Well that does not actually answer my question. What services? Water, electricity and basic services like that are paid for and not more expensive for temporary residents. Police maybe? Do temporary residents require more police involvement? You are implying you have an answer to my question and maybe you do. I would like to hear it.
> Raising the cost of housing stock
No, this is not a cost imposed on others, because that is not what imposed means. If you want to buy housing you are free to do that and so are others. If you want to prevent other from competing with you, that is asking them to subsidize you.
> Well that does not actually answer my question. What services? Water, electricity and basic services like that are paid for and not more expensive for temporary residents. Police maybe? Do temporary residents require more police involvement? You are implying you have an answer to my question and maybe you do. I would like to hear it.
...seriously?
1) Shifting tax burden onto residents and legally operating hotels. By evading things like the hotel tax, the per-tourist revenue goes down.

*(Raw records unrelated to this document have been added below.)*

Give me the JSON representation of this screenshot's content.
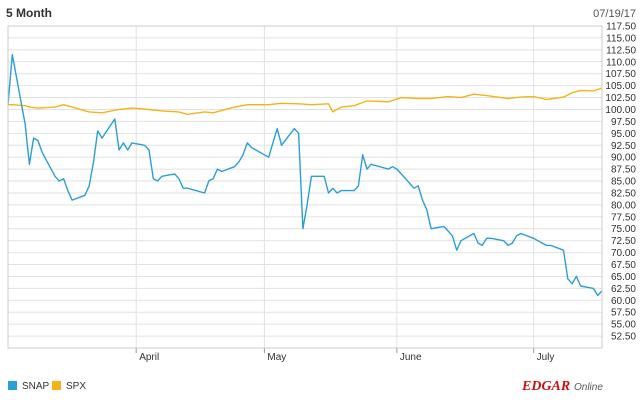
{
  "header": {
    "period_label": "5 Month",
    "as_of_date": "07/19/17"
  },
  "brand": {
    "logo_main": "EDGAR",
    "logo_sub": "Online"
  },
  "colors": {
    "SNAP": "#2a9fd6",
    "SPX": "#f7b21a",
    "grid": "#e2e2e2",
    "frame": "#cccccc"
  },
  "chart_data": {
    "type": "line",
    "title": "",
    "xlabel": "",
    "ylabel": "",
    "x_range": [
      "2017-03-02",
      "2017-07-19"
    ],
    "ylim": [
      50,
      117.5
    ],
    "y_ticks": [
      "117.50",
      "115.00",
      "112.50",
      "110.00",
      "107.50",
      "105.00",
      "102.50",
      "100.00",
      "97.50",
      "95.00",
      "92.50",
      "90.00",
      "87.50",
      "85.00",
      "82.50",
      "80.00",
      "77.50",
      "75.00",
      "72.50",
      "70.00",
      "67.50",
      "65.00",
      "62.50",
      "60.00",
      "57.50",
      "55.00",
      "52.50"
    ],
    "x_ticks": [
      {
        "label": "April",
        "date": "2017-04-01"
      },
      {
        "label": "May",
        "date": "2017-05-01"
      },
      {
        "label": "June",
        "date": "2017-06-01"
      },
      {
        "label": "July",
        "date": "2017-07-03"
      }
    ],
    "grid": true,
    "legend": "bottom-left",
    "series": [
      {
        "name": "SNAP",
        "points": [
          [
            "2017-03-02",
            101
          ],
          [
            "2017-03-03",
            111.5
          ],
          [
            "2017-03-06",
            97
          ],
          [
            "2017-03-07",
            88.5
          ],
          [
            "2017-03-08",
            94
          ],
          [
            "2017-03-09",
            93.5
          ],
          [
            "2017-03-10",
            91
          ],
          [
            "2017-03-13",
            86
          ],
          [
            "2017-03-14",
            85
          ],
          [
            "2017-03-15",
            85.5
          ],
          [
            "2017-03-16",
            83
          ],
          [
            "2017-03-17",
            81
          ],
          [
            "2017-03-20",
            82
          ],
          [
            "2017-03-21",
            84
          ],
          [
            "2017-03-22",
            89
          ],
          [
            "2017-03-23",
            95.5
          ],
          [
            "2017-03-24",
            94
          ],
          [
            "2017-03-27",
            98
          ],
          [
            "2017-03-28",
            91.5
          ],
          [
            "2017-03-29",
            93
          ],
          [
            "2017-03-30",
            91.5
          ],
          [
            "2017-03-31",
            93
          ],
          [
            "2017-04-03",
            92.5
          ],
          [
            "2017-04-04",
            91.5
          ],
          [
            "2017-04-05",
            85.5
          ],
          [
            "2017-04-06",
            85
          ],
          [
            "2017-04-07",
            86
          ],
          [
            "2017-04-10",
            86.5
          ],
          [
            "2017-04-11",
            85.5
          ],
          [
            "2017-04-12",
            83.5
          ],
          [
            "2017-04-13",
            83.5
          ],
          [
            "2017-04-17",
            82.5
          ],
          [
            "2017-04-18",
            85
          ],
          [
            "2017-04-19",
            85.5
          ],
          [
            "2017-04-20",
            87.5
          ],
          [
            "2017-04-21",
            87
          ],
          [
            "2017-04-24",
            88
          ],
          [
            "2017-04-25",
            89
          ],
          [
            "2017-04-26",
            90.5
          ],
          [
            "2017-04-27",
            93
          ],
          [
            "2017-04-28",
            92
          ],
          [
            "2017-05-01",
            90.5
          ],
          [
            "2017-05-02",
            90
          ],
          [
            "2017-05-03",
            93
          ],
          [
            "2017-05-04",
            96
          ],
          [
            "2017-05-05",
            92.5
          ],
          [
            "2017-05-08",
            96
          ],
          [
            "2017-05-09",
            95
          ],
          [
            "2017-05-10",
            75
          ],
          [
            "2017-05-11",
            80
          ],
          [
            "2017-05-12",
            86
          ],
          [
            "2017-05-15",
            86
          ],
          [
            "2017-05-16",
            82.5
          ],
          [
            "2017-05-17",
            83.5
          ],
          [
            "2017-05-18",
            82.5
          ],
          [
            "2017-05-19",
            83
          ],
          [
            "2017-05-22",
            83
          ],
          [
            "2017-05-23",
            84
          ],
          [
            "2017-05-24",
            90.5
          ],
          [
            "2017-05-25",
            87.5
          ],
          [
            "2017-05-26",
            88.5
          ],
          [
            "2017-05-30",
            87.5
          ],
          [
            "2017-05-31",
            88
          ],
          [
            "2017-06-01",
            87.5
          ],
          [
            "2017-06-02",
            86.5
          ],
          [
            "2017-06-05",
            83.5
          ],
          [
            "2017-06-06",
            84
          ],
          [
            "2017-06-07",
            81
          ],
          [
            "2017-06-08",
            79
          ],
          [
            "2017-06-09",
            75
          ],
          [
            "2017-06-12",
            75.5
          ],
          [
            "2017-06-13",
            74.5
          ],
          [
            "2017-06-14",
            73.5
          ],
          [
            "2017-06-15",
            70.5
          ],
          [
            "2017-06-16",
            72.5
          ],
          [
            "2017-06-19",
            74
          ],
          [
            "2017-06-20",
            72
          ],
          [
            "2017-06-21",
            71.5
          ],
          [
            "2017-06-22",
            73
          ],
          [
            "2017-06-23",
            73
          ],
          [
            "2017-06-26",
            72.5
          ],
          [
            "2017-06-27",
            71.5
          ],
          [
            "2017-06-28",
            72
          ],
          [
            "2017-06-29",
            73.5
          ],
          [
            "2017-06-30",
            74
          ],
          [
            "2017-07-03",
            73
          ],
          [
            "2017-07-05",
            72
          ],
          [
            "2017-07-06",
            71.5
          ],
          [
            "2017-07-07",
            71.5
          ],
          [
            "2017-07-10",
            70.5
          ],
          [
            "2017-07-11",
            64.5
          ],
          [
            "2017-07-12",
            63.5
          ],
          [
            "2017-07-13",
            65
          ],
          [
            "2017-07-14",
            63
          ],
          [
            "2017-07-17",
            62.5
          ],
          [
            "2017-07-18",
            61
          ],
          [
            "2017-07-19",
            62
          ]
        ]
      },
      {
        "name": "SPX",
        "points": [
          [
            "2017-03-02",
            101
          ],
          [
            "2017-03-03",
            101
          ],
          [
            "2017-03-06",
            100.8
          ],
          [
            "2017-03-07",
            100.5
          ],
          [
            "2017-03-09",
            100.3
          ],
          [
            "2017-03-13",
            100.5
          ],
          [
            "2017-03-15",
            101
          ],
          [
            "2017-03-17",
            100.5
          ],
          [
            "2017-03-21",
            99.5
          ],
          [
            "2017-03-24",
            99.3
          ],
          [
            "2017-03-28",
            100
          ],
          [
            "2017-03-31",
            100.3
          ],
          [
            "2017-04-04",
            100
          ],
          [
            "2017-04-07",
            99.7
          ],
          [
            "2017-04-11",
            99.5
          ],
          [
            "2017-04-13",
            99
          ],
          [
            "2017-04-17",
            99.5
          ],
          [
            "2017-04-19",
            99.3
          ],
          [
            "2017-04-24",
            100.5
          ],
          [
            "2017-04-27",
            101
          ],
          [
            "2017-05-02",
            101
          ],
          [
            "2017-05-05",
            101.3
          ],
          [
            "2017-05-09",
            101.2
          ],
          [
            "2017-05-12",
            101
          ],
          [
            "2017-05-16",
            101.2
          ],
          [
            "2017-05-17",
            99.5
          ],
          [
            "2017-05-19",
            100.5
          ],
          [
            "2017-05-22",
            100.8
          ],
          [
            "2017-05-25",
            101.8
          ],
          [
            "2017-05-30",
            101.6
          ],
          [
            "2017-06-02",
            102.5
          ],
          [
            "2017-06-06",
            102.3
          ],
          [
            "2017-06-09",
            102.3
          ],
          [
            "2017-06-13",
            102.7
          ],
          [
            "2017-06-16",
            102.5
          ],
          [
            "2017-06-19",
            103.2
          ],
          [
            "2017-06-22",
            102.9
          ],
          [
            "2017-06-27",
            102.3
          ],
          [
            "2017-06-30",
            102.6
          ],
          [
            "2017-07-03",
            102.7
          ],
          [
            "2017-07-06",
            102.1
          ],
          [
            "2017-07-10",
            102.6
          ],
          [
            "2017-07-12",
            103.5
          ],
          [
            "2017-07-14",
            104
          ],
          [
            "2017-07-17",
            103.9
          ],
          [
            "2017-07-19",
            104.5
          ]
        ]
      }
    ]
  }
}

2) Who do you think owns the airports and all the other infrastructure transportation? Hell, La Guardia had a 50 year old control tower before they started on the new one.
3) What do you think pays for all the additional safety regulations and inspections for transient residents? [e.g. Fire codes for housing them are different than a residence.]
> No, this is not a cost imposed on others, because that is not what imposed means. If you want to buy housing you are free to do that and so are others. If you want to prevent other from competing with you, that is asking them to subsidize you.
Effectively breaking the zoning rules [hotels are zoned differently than residential] is an imposition.
I think the underlying issue here is you don't care if it has negative economic effects on other people or the city government because "free market".
1) Tax burned is a cost imposed by the government, presumable to cover the cost of externalities. I am not trying to be a jerk when I say I would like to hear what externalities you are thinking about here.
2) This might actually be a real answer. Assuming of course that airports operate at a loss and recoup that loss with things like hotel tax.
3) Safety regulations are not a cost imposed by Airbnb and illegal hotels tend not to have extra inspections.
Zoning rules are again, not imposed by Airbnb. They are imposed by the government presumably to cover some externalities. I can't figure out what those unnamed externalities are, so I asked.
> I think the underlying issue here is you don't care if it has negative economic effects on other people or the city government because "free market".
Again, no. When someone complains about negative effects, but fails to mention what they actually are I think it is perfectly reasonable to ask what those negative effects are.
What costs are being socialized by Airbnb?